[HowTo] Running Adguard Home on OpenWrt

Dumb question; doesn't adblock do the same as adguard?

Not dumb, yes, it does. However, adguard has some pretty cool features.

Yes, per Adguard it is much more complete and beautiful.

Maybe I should give it a go :slight_smile: Running divested build and dnscrypt-proxy 2 and adblock at the moment.

I am kind of struggling with this, it's confusing what to change where, where to use configs and where to use the interface. Here is what I am trying to do. I have a WRT1900ACS, with Draytek vigor 300 as my modem, worked ootb when flashing openWRT, didn't have to change WAN settings. I want to have: Adguard Home and Unbound, but dnsmasq confuses me, I get double queries with what I have for now, using luci-app-adguard and manually installed AdGuard Home to /etc/AdguardHome. Installed unbound and I think it's working, I set upstream to 127.0.0.1:5335 in AdGuardHome and bootstrap DNS servers to 127.0.0.1. It appears to be working, DNS queries are really long to start with, which is consistent with my experience with AGH + unbound on my raspberry pi. I want to use AGH as my DHCP so that I can see clients and not just 192.168.1.1 in queries, this was required on my RPI to see IPs, but on here somehow IPs are detected without AGH being the DHCP server. I am very confused on how to set this all up.

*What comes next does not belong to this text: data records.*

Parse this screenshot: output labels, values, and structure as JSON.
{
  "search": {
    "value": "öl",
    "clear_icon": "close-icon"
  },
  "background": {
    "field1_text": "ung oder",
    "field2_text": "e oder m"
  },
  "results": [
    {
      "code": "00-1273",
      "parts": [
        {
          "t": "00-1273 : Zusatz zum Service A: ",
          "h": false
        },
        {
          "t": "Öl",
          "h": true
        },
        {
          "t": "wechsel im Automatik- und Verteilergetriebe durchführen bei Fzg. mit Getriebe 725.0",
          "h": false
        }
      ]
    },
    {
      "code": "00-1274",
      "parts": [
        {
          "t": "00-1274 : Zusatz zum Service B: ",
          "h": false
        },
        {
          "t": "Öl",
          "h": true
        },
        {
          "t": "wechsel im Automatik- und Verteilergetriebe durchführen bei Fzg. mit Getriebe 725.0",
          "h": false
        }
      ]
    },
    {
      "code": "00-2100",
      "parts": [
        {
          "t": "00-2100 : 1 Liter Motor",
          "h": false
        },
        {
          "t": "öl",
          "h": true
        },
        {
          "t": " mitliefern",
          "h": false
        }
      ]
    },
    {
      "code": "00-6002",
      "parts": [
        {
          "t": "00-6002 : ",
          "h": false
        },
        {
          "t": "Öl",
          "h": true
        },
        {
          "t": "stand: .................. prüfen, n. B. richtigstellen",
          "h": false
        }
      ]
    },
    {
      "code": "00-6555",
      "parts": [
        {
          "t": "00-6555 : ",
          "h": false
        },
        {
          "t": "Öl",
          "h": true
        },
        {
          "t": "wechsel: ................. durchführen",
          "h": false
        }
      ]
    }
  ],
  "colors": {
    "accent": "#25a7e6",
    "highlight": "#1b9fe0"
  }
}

Here are the double queries as I have shown earlier, instead of just happening with my PC IP like I had on the RPi in the past, I get a query on the PC IP AND also the router IP. Sometimes only the router IP shows up.

Edit: Perhaps I should skip unbound, now that I think about it, AGH supports all the security goodies, maybe I am overcomplicating things, I would still like to solve the dual query thing and probably use AGH as my DHCP server, but not sure how to work with dnsmasq, the existence of both web ui AND file config makes this more complicated in my mind.

2021-07-04T23:00:00Z

Right. Having done a clean install of OpenWrt 21.02.0-rc3. I've knocked up a script to make it a one click (well an SSH and chmod) install. (This is NOT the bleeding edge AdGuard. This is the current opkg install via OpenWRT. AdGuard Home, version 0.104.3, channel release, arch linux mips)

installadguard.sh

#!/bin/sh
# Switch to Adguard setup

opkg install adguardhome ca-certificates ca-bundle 

uci set dhcp.@dnsmasq[0].cachesize='1000'
uci set dhcp.@dnsmasq[0].noresolv='1'
uci set dhcp.@dnsmasq[0].server='192.168.1.1'
uci set dhcp.@dnsmasq[0].port='5353'
uci add_list dhcp.lan.dhcp_option='6,192.168.1.1' 
uci add_list dhcp.lan.dhcp_option='3,192.168.1.1' 
uci set dhcp.lan.leasetime='24h' 
uci set network.wan.peerdns='0' 

uci commit dhcp
uci commit network
# Save changes

# Restart network + dnsmasq service to reflect changes
/etc/init.d/network restart
/etc/init.d/dnsmasq restart

echo 'Goto http://192.168.1.1:3000 and install AdGuard.'

Couple of notes about this.
This moves dnsmasq from port 53 to 5353 (so it is there in background if you want to do forwarding or to run as a backup)
This also uses DHCP options to set router and DNS settings (option 3 and 6), If you are NOT using 192.168.1.1 you probably should change those lines :slight_smile:
It also changes DHCP leases to 24hrs, and sets to IGNORE your upstream ISP DNS (because you want to use AdGuards DNS right?)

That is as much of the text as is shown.